Osborne County man was ‘Babe Ruth of horseshoes’

06/25/2012 6:29 AM

06/25/2012 6:29 AM

In the world of horseshoe pitching, there were few better than Ted Allen.

Nicknamed the “Babe Ruth of horseshoes,” Allen claimed the world championship 10 times in his 31 attempts. .

He was born Joseph Theodore Allen on a farm near Natoma in Osborne County on March 29, 1908, into a family with nine siblings. They often played horseshoes.

It was no small coincidence. Horseshoe pitching was a popular sport throughout much of the Midwest.

Although the game dates to ancient Rome and was played in all countries, it was especially a favorite among soldiers in camps as they waited for battle. It wasn’t until the Civil War that the game became popular in the United States. After the war, when Union soldiers picked up their families and moved west, horseshoe pitching courts were built in the towns and communities that sprang up on the prairie.

According to the National Horseshoe Pitchers Association website, the first horseshoe pitching tournament in which competition was open to the world was held in the summer of 1910 in Bronson, Kan., located on the Kansas-Missouri state line in Bourbon County.

The winner then was Frank Jackson. He was awarded a World Championship belt with horseshoes attached to it.

The first known ruling body of horseshoe pitching, according to the website, was the Grand League of the American Horseshoe Pitchers Association organized on May 16, 1914, in Kansas City, Kan.

That was the culture in which Ted Allen grew up. By age 12, Allen was a horseshoe pitching talent.

And, at age 17, when the family moved to Colorado, he began winning a series of county and state championships. He won the Rocky Mountain Regional Open from 1929 to 1933. In 1933, he won his first World Championship at the Chicago World Fair.

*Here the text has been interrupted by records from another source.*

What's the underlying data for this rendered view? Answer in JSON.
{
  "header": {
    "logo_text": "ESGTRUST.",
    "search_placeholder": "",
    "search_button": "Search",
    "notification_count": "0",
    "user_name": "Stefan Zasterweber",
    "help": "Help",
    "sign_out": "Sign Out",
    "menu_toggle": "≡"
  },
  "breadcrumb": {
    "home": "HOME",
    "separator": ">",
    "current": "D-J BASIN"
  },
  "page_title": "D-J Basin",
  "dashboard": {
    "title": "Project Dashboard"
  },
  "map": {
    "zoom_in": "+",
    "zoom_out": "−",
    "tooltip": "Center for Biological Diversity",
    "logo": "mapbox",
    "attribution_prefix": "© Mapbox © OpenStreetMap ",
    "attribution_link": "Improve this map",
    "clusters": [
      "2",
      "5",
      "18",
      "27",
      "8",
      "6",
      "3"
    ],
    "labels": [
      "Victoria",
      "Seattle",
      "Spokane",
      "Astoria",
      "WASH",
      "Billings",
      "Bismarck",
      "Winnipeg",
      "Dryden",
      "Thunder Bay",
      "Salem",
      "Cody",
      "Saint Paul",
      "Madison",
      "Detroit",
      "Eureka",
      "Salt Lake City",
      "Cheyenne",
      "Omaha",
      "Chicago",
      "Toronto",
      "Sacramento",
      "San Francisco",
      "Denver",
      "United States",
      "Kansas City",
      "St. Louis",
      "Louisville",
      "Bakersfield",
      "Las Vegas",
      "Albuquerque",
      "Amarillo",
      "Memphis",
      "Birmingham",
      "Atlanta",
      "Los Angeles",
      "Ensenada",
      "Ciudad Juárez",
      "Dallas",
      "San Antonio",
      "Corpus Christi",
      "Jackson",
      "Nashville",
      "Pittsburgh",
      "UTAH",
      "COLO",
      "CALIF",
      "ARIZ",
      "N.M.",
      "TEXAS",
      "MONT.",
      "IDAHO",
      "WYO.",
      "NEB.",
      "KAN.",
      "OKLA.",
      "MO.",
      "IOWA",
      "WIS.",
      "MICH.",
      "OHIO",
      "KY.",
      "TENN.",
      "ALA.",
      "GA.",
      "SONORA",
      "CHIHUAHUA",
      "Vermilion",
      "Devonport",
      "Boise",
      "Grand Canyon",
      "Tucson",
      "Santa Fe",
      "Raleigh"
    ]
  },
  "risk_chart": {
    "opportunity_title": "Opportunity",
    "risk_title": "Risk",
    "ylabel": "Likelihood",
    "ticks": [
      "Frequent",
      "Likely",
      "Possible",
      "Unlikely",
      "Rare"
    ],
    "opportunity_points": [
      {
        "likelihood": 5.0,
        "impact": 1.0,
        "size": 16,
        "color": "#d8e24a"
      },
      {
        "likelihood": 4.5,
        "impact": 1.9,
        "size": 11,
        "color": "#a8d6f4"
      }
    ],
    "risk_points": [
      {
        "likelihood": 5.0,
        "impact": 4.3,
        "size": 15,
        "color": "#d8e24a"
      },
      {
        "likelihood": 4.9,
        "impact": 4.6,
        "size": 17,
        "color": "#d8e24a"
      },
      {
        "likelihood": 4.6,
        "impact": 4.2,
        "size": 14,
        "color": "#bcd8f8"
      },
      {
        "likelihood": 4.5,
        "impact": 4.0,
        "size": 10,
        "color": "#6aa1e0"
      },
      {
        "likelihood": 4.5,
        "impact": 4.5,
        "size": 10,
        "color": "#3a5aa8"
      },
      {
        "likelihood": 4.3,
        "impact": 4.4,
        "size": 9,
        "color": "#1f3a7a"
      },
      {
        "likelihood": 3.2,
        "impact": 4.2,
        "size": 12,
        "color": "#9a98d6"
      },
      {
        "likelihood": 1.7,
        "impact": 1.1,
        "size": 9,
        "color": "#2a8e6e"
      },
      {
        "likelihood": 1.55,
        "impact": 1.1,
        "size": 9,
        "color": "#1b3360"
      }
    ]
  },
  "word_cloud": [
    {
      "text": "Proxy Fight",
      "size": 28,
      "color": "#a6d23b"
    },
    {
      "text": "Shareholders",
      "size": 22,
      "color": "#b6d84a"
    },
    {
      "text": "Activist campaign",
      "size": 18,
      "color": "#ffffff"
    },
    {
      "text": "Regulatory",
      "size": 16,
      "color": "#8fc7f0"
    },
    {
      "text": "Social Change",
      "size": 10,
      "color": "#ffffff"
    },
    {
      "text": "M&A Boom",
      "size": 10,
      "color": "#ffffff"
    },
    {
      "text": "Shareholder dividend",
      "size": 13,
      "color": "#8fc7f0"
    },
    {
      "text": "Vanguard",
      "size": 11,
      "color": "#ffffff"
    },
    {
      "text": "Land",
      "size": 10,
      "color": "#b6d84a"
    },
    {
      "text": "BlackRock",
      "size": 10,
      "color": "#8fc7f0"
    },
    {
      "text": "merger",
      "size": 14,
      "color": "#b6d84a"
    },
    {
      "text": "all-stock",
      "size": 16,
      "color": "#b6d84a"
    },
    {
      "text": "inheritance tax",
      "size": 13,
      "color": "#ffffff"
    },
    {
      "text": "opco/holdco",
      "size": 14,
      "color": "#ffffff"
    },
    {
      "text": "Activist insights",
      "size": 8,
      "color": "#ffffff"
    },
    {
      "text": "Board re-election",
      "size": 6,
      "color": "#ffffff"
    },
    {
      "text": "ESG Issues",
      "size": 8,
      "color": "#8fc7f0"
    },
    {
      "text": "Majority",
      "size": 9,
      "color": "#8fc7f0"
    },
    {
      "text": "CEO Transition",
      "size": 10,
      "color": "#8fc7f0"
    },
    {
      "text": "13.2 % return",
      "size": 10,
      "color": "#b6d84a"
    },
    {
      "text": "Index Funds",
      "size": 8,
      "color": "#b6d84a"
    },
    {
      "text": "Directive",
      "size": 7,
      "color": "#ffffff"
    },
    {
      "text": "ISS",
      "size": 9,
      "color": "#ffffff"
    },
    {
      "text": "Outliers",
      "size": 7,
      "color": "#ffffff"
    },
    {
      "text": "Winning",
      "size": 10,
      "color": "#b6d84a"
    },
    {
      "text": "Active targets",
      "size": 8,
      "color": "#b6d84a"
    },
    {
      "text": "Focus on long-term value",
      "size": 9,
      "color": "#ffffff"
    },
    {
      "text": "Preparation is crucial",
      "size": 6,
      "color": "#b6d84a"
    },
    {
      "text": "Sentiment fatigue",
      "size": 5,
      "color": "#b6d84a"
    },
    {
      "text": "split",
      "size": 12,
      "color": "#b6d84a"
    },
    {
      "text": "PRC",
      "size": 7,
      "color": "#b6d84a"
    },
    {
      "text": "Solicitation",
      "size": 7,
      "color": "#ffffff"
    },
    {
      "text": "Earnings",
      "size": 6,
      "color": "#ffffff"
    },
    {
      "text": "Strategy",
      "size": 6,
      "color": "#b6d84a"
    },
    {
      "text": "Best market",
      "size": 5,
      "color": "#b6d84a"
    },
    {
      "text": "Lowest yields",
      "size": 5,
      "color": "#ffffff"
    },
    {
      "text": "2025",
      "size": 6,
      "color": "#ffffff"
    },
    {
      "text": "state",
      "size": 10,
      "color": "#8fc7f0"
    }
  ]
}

Allen’s career was briefly on hold during World War II, when he served as a medic in the U.S. Army.

Afterward, he began touring the country in earnest and was invited to perform in Madison Square Garden, Boston Garden and in shows with Roy Rogers and Gene Autry.

He mastered more than two dozen tricks with horseshoes, including how to light a match with flying horseshoes, knock a cigar out of a person’s mouth, hit a dime at 40 feet and toss ringers around pop bottles — until a bottle broke.

Allen began manufacturing his own brand of pitching shoes, which he sold initially for $2.25 and which today can sell for $73 a pair.

Over his horseshoe pitching career, he amassed more than 700 victories. One of his crowning glories was to pitch 72 consecutive ringers in 1955.

He is listed in the National Horseshoe Pitching Association Hall of Fame.

Allen died Jan. 26, 1990, in Boulder, Colo.